According to Eximbank's representative, Binh deposited her savings through civil contracts and must comply with the provisions of the contract. However, Binh made mistakes when signing the letter of authorisation for Le Nguyen Hung (former deputy director of Eximbank’s Ho Chi Minh City branch) without fully knowing the contents of these documents.
Eximbank said that each savings book is attached to a separate account. Upon completion, the money in the book will be transferred to the corresponding account. However, Binh did not check the documents during the final payment process, allowing the creditor to transfer the money to another account.
"Binh cannot blame trusting Hung too much for letting her guard down. If she was more cautious, Hung's behaviour could have been detected earlier, at least reducing if not completely avoiding the damage of VND245 billion ($10.65 million)," Eximbank’s representative stated at the trial and proposed the panel to reconsider the circumstances to give a fair judgment, according to Vnexpress.
“Eximbank did not instruct Hung to persuade customers to sign the transaction documents," the bank’s representative stressed.
Representing Binh, lawyer Phan Trung Hoai (Ho Chi Minh City Bar Association) said that Binh trusted Hung because he was deputy director of the bank’s branch rather than a regular employee.

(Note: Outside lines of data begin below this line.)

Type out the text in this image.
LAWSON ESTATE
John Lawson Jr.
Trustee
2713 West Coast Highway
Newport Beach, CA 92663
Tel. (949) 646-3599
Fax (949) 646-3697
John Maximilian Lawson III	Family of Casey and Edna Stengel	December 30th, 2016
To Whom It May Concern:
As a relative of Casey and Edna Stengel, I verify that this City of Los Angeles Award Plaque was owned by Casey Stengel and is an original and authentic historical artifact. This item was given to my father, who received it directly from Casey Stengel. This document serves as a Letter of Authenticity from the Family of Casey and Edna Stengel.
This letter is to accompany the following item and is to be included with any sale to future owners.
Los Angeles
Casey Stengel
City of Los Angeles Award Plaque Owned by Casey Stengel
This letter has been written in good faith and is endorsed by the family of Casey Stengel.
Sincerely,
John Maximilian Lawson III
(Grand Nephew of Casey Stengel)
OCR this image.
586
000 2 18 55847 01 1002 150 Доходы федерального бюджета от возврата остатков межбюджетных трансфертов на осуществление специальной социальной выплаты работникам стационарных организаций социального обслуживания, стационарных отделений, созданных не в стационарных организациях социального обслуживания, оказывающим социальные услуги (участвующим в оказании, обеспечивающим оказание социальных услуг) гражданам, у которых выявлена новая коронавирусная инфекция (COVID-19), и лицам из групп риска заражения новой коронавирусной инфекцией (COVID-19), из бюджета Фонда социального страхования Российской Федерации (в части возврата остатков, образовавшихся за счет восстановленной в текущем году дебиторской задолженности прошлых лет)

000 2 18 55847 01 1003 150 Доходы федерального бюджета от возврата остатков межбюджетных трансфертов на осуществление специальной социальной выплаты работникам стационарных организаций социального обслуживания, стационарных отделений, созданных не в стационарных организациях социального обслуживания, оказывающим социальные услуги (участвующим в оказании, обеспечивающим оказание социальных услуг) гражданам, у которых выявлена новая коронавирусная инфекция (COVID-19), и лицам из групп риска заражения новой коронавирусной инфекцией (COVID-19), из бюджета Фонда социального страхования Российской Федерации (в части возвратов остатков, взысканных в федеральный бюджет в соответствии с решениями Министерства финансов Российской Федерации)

According to the lawyer, despite having Binh’s signature on the authorisation letter, if Eximbank's staff strictly followed procedures for making authorisation letters, and drawing up vouchers to withdraw money, Hung should not have been able to appropriate the money.
None of the sides have issued official statements about the court's decision, however, on the stock market, EIB shares of Eximbank opened the first session in red colour.
According to Eximbank’s consolidated report for the third quarter available on its website, the bank’s total assets decreased by 1.6 per cent since the beginning of the year to VND146.991 trillion ($6.39 billion).
In particular, outstanding loans decreased by 2.9 per cent to VND97.362 trillion ($4.23 billion), while customer deposits increased in the third quarter after a slight reduction in the first two quarters (possibly due to the “money-disappear” case), reaching VND119.168 trillion ($5.18 billion), up 1.4 per cent over the beginning of the year.
With these business results, paying out VND348 billion ($15.13 million –principal and interest) to Chu Thi Binh, would certainly be a "shock" to the bank. As published on its website, Eximbank's after-tax profit in the first nine months of 2018 is VND907 billion ($39.43 million) and compensation to Chu Thi Binh would take up over one third of this and would be nearly equal to the after-tax profit in the first nine months of 2017 (VND375 billion – $16.3 million).